Sumário: 1. Introdução; 1.1. O direito fundamental à vida; 1.2. O direito à segurança pessoal; 2. Sociedade e Crime; 3. Inconstitucionalidade em se proibir o porte de armas .


1. INTRODUÇÃO

Anteriormente apontamos: "Na eleição de bens merecedores do amparo penal, podemos verificar que muitas vezes, a ponderação dos bens é realizada de forma inadequada, pois acabamos por verificar a ocorrência de um Direito Penal Simbólico, que atua como ´´terapeuta social´´ com aumento das penas e não fazendo uma reflexão acerca da necessidade dos tipos penais e uma readequação das condutas a serem incriminadas" 1.

1.1. O DIREITO FUNDAMENTAL À VIDA

O Estado, como representação da vontade popular, deve zelar pelo leal cumprimento de sua função assegurando o cumprimento das normas constitucionais, de modo a assegurar o mínimo de segurança aos cidadãos, mantendo assim o mínimo de condições para proporcionar uma existência digna a todos.

O substrato mínimo dos direitos naturais, necessários à tutela da ordem pública, são, na doutrina constitucionalista, chamadas de normas pré-constitucionais, pois existem independentemente da formulação do Estado, se fundamentando na demanda do respeito às mínimas condições de vida evitando-se o estado de guerra de todos contra todos, como lembra Thomas Hobbes.

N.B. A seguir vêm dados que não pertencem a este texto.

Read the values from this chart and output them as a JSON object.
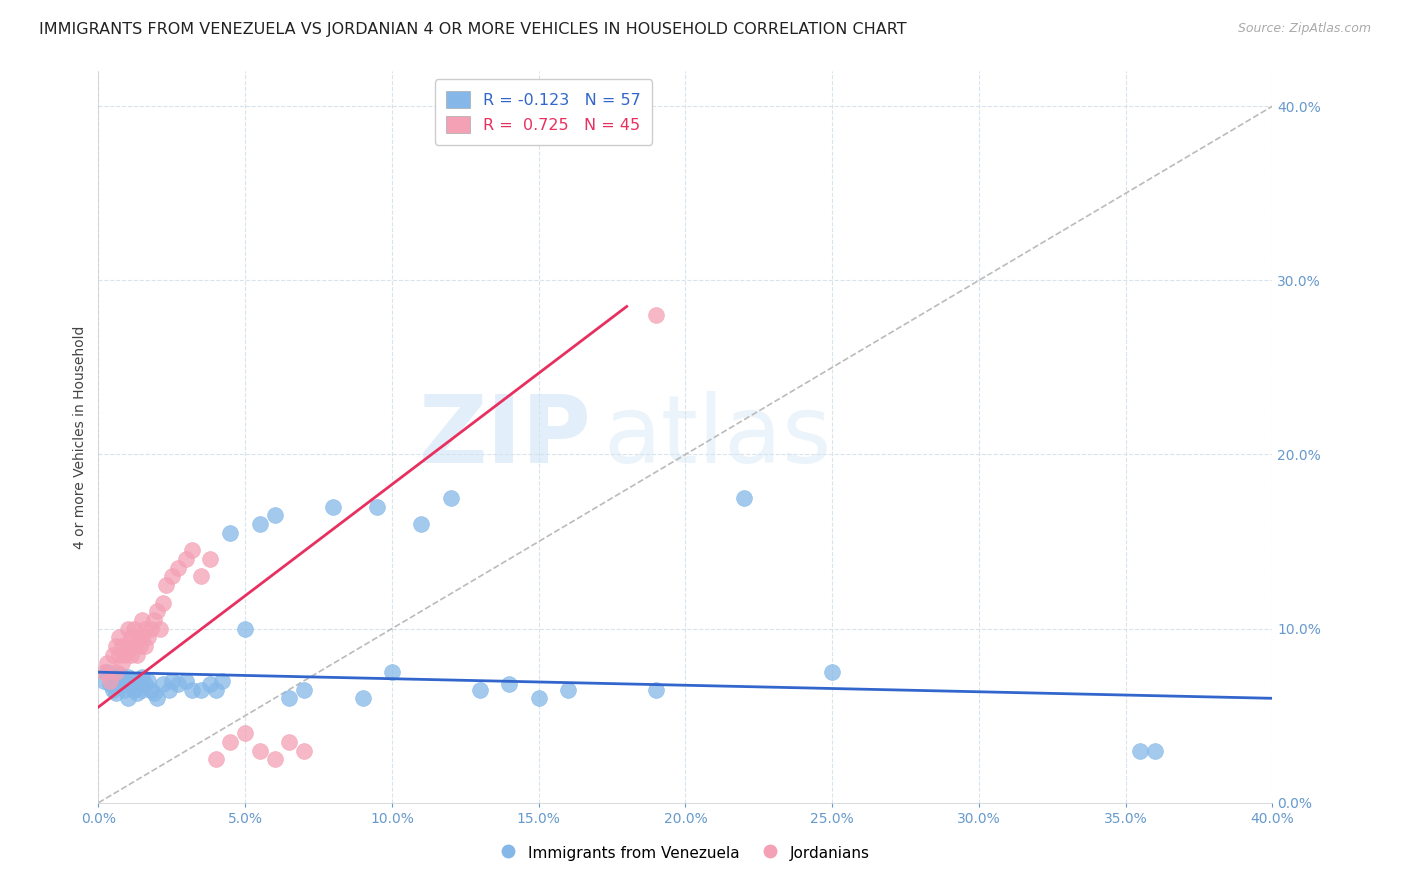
{
  "title": "IMMIGRANTS FROM VENEZUELA VS JORDANIAN 4 OR MORE VEHICLES IN HOUSEHOLD CORRELATION CHART",
  "source": "Source: ZipAtlas.com",
  "ylabel": "4 or more Vehicles in Household",
  "xmin": 0.0,
  "xmax": 0.4,
  "ymin": 0.0,
  "ymax": 0.42,
  "xticks": [
    0.0,
    0.05,
    0.1,
    0.15,
    0.2,
    0.25,
    0.3,
    0.35,
    0.4
  ],
  "yticks": [
    0.0,
    0.1,
    0.2,
    0.3,
    0.4
  ],
  "blue_color": "#85b8e8",
  "pink_color": "#f4a0b5",
  "blue_line_color": "#3366cc",
  "pink_line_color": "#e83060",
  "diagonal_color": "#bbbbbb",
  "watermark_zip": "ZIP",
  "watermark_atlas": "atlas",
  "legend_blue_r": "-0.123",
  "legend_blue_n": "57",
  "legend_pink_r": "0.725",
  "legend_pink_n": "45",
  "legend_label_blue": "Immigrants from Venezuela",
  "legend_label_pink": "Jordanians",
  "blue_scatter_x": [
    0.002,
    0.003,
    0.004,
    0.005,
    0.005,
    0.006,
    0.007,
    0.007,
    0.008,
    0.008,
    0.009,
    0.009,
    0.01,
    0.01,
    0.011,
    0.012,
    0.012,
    0.013,
    0.014,
    0.015,
    0.015,
    0.016,
    0.017,
    0.018,
    0.019,
    0.02,
    0.022,
    0.024,
    0.025,
    0.027,
    0.03,
    0.032,
    0.035,
    0.038,
    0.04,
    0.042,
    0.045,
    0.05,
    0.055,
    0.06,
    0.065,
    0.07,
    0.08,
    0.09,
    0.095,
    0.1,
    0.11,
    0.12,
    0.13,
    0.14,
    0.15,
    0.16,
    0.19,
    0.22,
    0.25,
    0.355,
    0.36
  ],
  "blue_scatter_y": [
    0.07,
    0.075,
    0.068,
    0.072,
    0.065,
    0.063,
    0.07,
    0.074,
    0.068,
    0.072,
    0.065,
    0.07,
    0.072,
    0.06,
    0.068,
    0.07,
    0.065,
    0.063,
    0.068,
    0.065,
    0.072,
    0.068,
    0.07,
    0.065,
    0.063,
    0.06,
    0.068,
    0.065,
    0.07,
    0.068,
    0.07,
    0.065,
    0.065,
    0.068,
    0.065,
    0.07,
    0.155,
    0.1,
    0.16,
    0.165,
    0.06,
    0.065,
    0.17,
    0.06,
    0.17,
    0.075,
    0.16,
    0.175,
    0.065,
    0.068,
    0.06,
    0.065,
    0.065,
    0.175,
    0.075,
    0.03,
    0.03
  ],
  "pink_scatter_x": [
    0.002,
    0.003,
    0.004,
    0.005,
    0.006,
    0.006,
    0.007,
    0.007,
    0.008,
    0.008,
    0.009,
    0.01,
    0.01,
    0.011,
    0.011,
    0.012,
    0.012,
    0.013,
    0.013,
    0.014,
    0.015,
    0.015,
    0.016,
    0.016,
    0.017,
    0.018,
    0.019,
    0.02,
    0.021,
    0.022,
    0.023,
    0.025,
    0.027,
    0.03,
    0.032,
    0.035,
    0.038,
    0.04,
    0.045,
    0.05,
    0.055,
    0.06,
    0.065,
    0.07,
    0.19
  ],
  "pink_scatter_y": [
    0.075,
    0.08,
    0.07,
    0.085,
    0.075,
    0.09,
    0.085,
    0.095,
    0.08,
    0.09,
    0.085,
    0.09,
    0.1,
    0.085,
    0.095,
    0.09,
    0.1,
    0.085,
    0.095,
    0.09,
    0.095,
    0.105,
    0.09,
    0.1,
    0.095,
    0.1,
    0.105,
    0.11,
    0.1,
    0.115,
    0.125,
    0.13,
    0.135,
    0.14,
    0.145,
    0.13,
    0.14,
    0.025,
    0.035,
    0.04,
    0.03,
    0.025,
    0.035,
    0.03,
    0.28
  ],
  "title_fontsize": 11.5,
  "axis_label_fontsize": 10,
  "tick_fontsize": 10,
  "source_fontsize": 9
}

Dentre essas normas ressalta o direito à vida que para Alexandre de Moraes: "A Constituição Federal, proclama, portanto, o direito à vida, cabendo ao Estado assegurá-lo em sua dupla acepção, sendo a primeira relacionada ao direito de continuar vivo e a segunda de se ter vida digna quanto à subsistência" 2. Ou como prefere José Afonso da Silva: "Consiste no direito de estar vivo, de lutar pelo viver, de defender a própria vida, de permanecer vivo. É o direito de não ter interrompido processo vital senão pela morte espontânea e inevitável. Existir é o movimento espontâneo contrário ao estado morte. Porque se assegura o direito à vida é que a legislação penal pune todas as formas de interrupção violenta do processo vital. É também por essa razão que se considera legítima a defesa contra qualquer agressão à vida, bem como se reputa legítimo até mesmo tirar a vida a outrem em estado de necessidade da salvação da própria" 3.

Então, ao estado incumbe, em regra, permitir o nascimento, o desenvolvimento mental e físico, bem como permitir a sobrevivência dentro de patamares mínimos que não lesem as demais normas constitucionais, por fim, deve ele permitir também a prática de atos tendentes a consecução da vida com dignidade e tais condutas variam de pessoa para pessoa.

1.2. O DIREITO À SEGURANÇA PESSOAL:

A segurança pública é o estado de permanência, preservação, estabelecimento da convivência pacífica entre os integrantes do corpo social, de modo a permitir a vida em sociedade e a interação entre as pessoas.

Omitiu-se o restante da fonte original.